No Recife as doações podem ser feitas no Hemocentro da Rua Joaquim Nabuco, nas Graças, Zona Norte, por trás do Hospital da Restauração. Há coletas de segunda-feira a sábado, sem interrupção, das 7h15 às 18h30. Qualquer pessoa de 18 anos a 65 anos é um potencial doador. Basta ter boa saúde e mais de 50 quilos.

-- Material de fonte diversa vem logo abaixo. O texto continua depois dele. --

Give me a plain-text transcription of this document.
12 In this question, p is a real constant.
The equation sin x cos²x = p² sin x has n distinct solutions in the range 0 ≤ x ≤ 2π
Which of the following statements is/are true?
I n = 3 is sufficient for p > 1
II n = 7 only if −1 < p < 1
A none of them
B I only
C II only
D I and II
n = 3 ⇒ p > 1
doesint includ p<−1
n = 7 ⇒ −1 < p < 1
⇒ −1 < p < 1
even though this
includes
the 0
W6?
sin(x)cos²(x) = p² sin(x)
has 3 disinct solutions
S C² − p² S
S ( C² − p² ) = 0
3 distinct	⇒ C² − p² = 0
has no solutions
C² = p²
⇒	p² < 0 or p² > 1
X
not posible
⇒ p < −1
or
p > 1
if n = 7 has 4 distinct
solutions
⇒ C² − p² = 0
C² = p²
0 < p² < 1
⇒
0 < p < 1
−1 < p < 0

A quantidade retirada de cada doador - 450 ml - representa menos de 10% do volume total de sangue do corpo humano. "Em poucas horas a pessoa se restabelece e em poucos dias a perda é recuperada", informa Elisabeth. O desconforto, diz ela, é pequeno diante da ajuda oferecida. "Um doador salva a vida de três pessoas". Em condições normais, o Hemope conta com 350 doações por dia.

Enquanto o Hemope apela por sangue, o Corpo de Bombeiros pede mais donativos para a população afetada pelas enchentes na Zona da Mata Sul. Na tarde de ontem, a corporação despachou mais um caminhão para a cidade de Barreiros, com produtos de limpeza, água mineral, cesta básica, fraldas para crianças e adultos, material de higiene pessoal, botas e luvas.

"As doações ainda estão tímidas", observa o coronel Valdy Júnior. Segundo ele, na cheia de 2010, os bombeiros carregavam sete caminhões por dia com donativos. "Agora, enchemos um por dia". As doações podem ser levadas para os quartéis da Avenida João de Barros (Centro do Recife) e do Curado (Zona Oeste), na BR-232.

No Recife, a prefeitura também lançou uma ação com o objetivo de arrecadar donativos para as pessoas que perderam tudo nas chuvas. Alimentos não perecíveis, água, material de limpeza, produtos de higiene pessoal, roupas,fralda descartável, toalhas, lençóis podem ser entregues no Geraldão, Emlurb, CTTU, URB, Guarda Municipal, sede da Prefeitura da Cidade do Recife, Iasc, Rede de Voluntariado, Parques Dona Lindu, Jaqueira, Sítio Trindade e nas sedes dos clubes Náutico, Sport e Santa Cruz.

ALIMENTOS - A Secretaria Estadual de Agricultura e Reforma Agrária vai entregar nesta segunda-feira (9) 40 toneladas de alimentos nos municípios da Mata Sul atingidos pelas enchentes. De acordo com o secretário Ranilson Ramos, os alimentos foram adquiridos junto a produtores da agricultura familiar do Agreste Meridional do Estado.

Terão prioridade as cidades em que a situação é mais crítica, entre elas Palmares, Barreiros, Primavera, Água Preta, Cortês, Gameleira, Maraial, Catende, Jaqueira, Belém de Maria e Xexéu. "Esta é uma ação de duplo impacto. Ao mesmo tempo em que estamos ajudando a população afetada pelas fortes chuvas, há uma intensificação na compra de alimentos produzidos pelos Agricultores Familiares", explicou Ranílson Ramos.

A empresa de ônibus Cidade Alta que ajudou as vítimas da cheia no ano passado repete a iniciativa. Adiantou a campanha Arraiá Solidário, planejada para começar em junho, e também se integrou à corrente de ajuda.